By a court verdict, Gasparyan was found guilty of committing robbery as part of a group of persons with the aim of robbery with the use of weapons and violence dangerous to life and health.
He received the medal "For Courage" for participation in the war in Ukraine from Putin's hands with the words "I serve Russia and PMC Wagner."
On January 5, it became known that the first group of prisoners who fought in Ukraine as part of the Wagner PMC were pardoned after their six-month contract ended. This was stated by the founder of PMC Yevgeny Prigozhin. We are talking about a group of former prisoners of about 20 people.
One of the prisoners to whom Yevgeny Prigozhin, the founder of PMC Wagner, promised freedom after participating in the war on the territory of Ukraine, was Dmitry Karyagin, who in 2014 killed his own grandmother, a veteran of the Great Patriotic War. At the time of the murder, the woman was 87 years old.
According to the case file cited by the Agency, Karyagin persuaded his grandmother to sell the apartment for 820,000 rubles, then took her to the garage, where he hit her on the head with a hammer.

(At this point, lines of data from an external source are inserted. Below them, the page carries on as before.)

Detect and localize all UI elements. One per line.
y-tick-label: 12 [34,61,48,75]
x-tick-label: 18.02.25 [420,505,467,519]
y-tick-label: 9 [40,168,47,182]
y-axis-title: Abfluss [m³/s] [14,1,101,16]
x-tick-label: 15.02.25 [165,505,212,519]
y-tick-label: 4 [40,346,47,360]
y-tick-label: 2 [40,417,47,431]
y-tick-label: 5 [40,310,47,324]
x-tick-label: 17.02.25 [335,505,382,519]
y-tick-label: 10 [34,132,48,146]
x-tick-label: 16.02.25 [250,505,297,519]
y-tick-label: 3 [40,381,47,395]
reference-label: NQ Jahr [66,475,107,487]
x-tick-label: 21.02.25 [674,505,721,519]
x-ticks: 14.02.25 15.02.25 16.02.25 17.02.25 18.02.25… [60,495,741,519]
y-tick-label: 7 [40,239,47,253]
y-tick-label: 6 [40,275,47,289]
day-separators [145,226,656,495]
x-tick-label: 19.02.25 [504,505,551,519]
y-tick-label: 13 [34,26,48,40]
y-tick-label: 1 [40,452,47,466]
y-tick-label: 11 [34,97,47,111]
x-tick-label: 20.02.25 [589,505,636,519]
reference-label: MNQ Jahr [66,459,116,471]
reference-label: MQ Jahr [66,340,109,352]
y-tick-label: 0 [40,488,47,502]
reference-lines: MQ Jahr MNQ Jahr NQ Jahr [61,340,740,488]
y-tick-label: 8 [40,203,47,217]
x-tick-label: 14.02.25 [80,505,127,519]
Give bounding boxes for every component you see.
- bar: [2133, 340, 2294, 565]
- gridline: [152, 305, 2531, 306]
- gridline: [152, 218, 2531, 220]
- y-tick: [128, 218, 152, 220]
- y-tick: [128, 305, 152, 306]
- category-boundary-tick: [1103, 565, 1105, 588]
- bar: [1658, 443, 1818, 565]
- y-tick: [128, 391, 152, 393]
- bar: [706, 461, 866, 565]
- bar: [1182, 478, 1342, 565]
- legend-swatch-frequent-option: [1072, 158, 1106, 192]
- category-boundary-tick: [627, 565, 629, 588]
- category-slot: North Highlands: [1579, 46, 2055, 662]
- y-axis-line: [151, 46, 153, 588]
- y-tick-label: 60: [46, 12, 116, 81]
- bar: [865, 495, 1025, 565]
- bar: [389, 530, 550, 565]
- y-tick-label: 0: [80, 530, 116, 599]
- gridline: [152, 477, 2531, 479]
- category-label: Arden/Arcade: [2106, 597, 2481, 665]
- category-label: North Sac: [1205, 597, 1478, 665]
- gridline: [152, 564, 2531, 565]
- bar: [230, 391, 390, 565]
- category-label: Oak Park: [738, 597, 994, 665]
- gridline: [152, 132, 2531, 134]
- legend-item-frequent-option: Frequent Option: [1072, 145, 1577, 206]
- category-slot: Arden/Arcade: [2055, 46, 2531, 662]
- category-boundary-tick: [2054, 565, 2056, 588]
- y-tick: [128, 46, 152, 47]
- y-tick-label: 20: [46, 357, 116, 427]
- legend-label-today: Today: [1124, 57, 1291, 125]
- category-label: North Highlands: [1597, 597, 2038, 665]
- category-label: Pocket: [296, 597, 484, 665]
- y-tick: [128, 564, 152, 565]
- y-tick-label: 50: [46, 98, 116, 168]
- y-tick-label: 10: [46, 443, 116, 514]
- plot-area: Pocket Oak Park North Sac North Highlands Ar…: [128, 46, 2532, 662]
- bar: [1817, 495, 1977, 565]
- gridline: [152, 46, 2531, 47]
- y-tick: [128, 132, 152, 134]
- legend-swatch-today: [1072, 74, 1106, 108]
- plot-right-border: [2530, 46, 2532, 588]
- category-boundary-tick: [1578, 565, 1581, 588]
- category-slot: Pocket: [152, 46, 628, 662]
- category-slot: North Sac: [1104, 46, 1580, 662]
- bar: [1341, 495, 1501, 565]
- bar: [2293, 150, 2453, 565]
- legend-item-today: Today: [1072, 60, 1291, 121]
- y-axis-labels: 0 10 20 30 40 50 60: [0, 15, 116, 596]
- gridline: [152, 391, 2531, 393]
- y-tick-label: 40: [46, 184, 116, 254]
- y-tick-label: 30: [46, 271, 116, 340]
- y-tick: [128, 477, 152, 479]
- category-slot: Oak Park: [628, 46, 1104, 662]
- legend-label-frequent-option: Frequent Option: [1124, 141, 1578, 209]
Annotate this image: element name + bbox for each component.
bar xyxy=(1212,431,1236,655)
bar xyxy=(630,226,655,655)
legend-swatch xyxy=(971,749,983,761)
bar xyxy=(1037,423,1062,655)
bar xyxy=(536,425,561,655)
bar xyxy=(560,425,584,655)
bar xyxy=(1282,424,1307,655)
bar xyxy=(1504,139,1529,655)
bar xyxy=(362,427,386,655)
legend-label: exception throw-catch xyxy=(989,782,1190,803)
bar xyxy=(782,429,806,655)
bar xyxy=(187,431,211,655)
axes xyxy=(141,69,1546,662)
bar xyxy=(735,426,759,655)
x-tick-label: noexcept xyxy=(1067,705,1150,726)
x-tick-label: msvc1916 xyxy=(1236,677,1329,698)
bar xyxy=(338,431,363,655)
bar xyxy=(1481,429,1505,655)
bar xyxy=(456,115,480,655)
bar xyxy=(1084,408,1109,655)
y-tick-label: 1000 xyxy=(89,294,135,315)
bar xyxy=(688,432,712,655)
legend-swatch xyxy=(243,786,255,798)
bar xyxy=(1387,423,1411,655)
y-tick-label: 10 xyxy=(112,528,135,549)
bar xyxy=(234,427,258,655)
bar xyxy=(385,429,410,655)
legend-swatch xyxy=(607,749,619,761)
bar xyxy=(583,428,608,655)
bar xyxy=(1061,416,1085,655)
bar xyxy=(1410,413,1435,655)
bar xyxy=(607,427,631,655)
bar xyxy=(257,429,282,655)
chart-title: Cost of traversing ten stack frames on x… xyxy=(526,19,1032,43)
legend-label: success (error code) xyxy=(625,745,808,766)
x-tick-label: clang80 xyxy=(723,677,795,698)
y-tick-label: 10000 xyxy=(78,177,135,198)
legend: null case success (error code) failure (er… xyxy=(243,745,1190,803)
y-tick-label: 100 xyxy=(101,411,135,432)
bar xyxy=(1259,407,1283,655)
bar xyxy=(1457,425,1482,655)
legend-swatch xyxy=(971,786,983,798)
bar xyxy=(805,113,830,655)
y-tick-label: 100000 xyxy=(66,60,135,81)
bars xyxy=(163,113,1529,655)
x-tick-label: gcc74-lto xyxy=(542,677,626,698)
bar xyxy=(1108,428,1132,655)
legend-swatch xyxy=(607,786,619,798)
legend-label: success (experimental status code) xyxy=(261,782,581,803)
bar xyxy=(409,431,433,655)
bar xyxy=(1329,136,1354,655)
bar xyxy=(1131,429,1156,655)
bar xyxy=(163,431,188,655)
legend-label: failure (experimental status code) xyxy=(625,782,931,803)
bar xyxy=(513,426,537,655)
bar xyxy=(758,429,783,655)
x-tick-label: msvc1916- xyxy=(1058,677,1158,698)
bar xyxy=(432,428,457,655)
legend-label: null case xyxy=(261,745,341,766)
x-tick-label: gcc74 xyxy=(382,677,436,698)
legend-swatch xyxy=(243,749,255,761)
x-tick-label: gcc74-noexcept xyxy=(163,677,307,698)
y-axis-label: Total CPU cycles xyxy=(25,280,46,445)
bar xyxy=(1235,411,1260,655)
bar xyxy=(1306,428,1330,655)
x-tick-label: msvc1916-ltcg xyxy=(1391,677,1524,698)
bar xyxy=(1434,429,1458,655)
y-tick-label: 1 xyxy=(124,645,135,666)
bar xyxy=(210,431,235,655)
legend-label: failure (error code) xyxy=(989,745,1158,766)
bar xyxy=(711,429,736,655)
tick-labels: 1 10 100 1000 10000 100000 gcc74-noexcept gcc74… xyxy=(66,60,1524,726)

Among other prisoners who, according to Prigozhin, should receive a pardon after participating in the war are Daniil Saveliev, twice convicted for robbery, Viktor Varnakov, twice convicted of fraud, Yevgeny Rubezhsky, convicted in Ukraine for theft, Vladimir Ryashentsev, who was sentenced in 2015 to 2.5 years in prison for the theft of four bicycles, as well as Alexander Kobchenko, who was convicted for theft.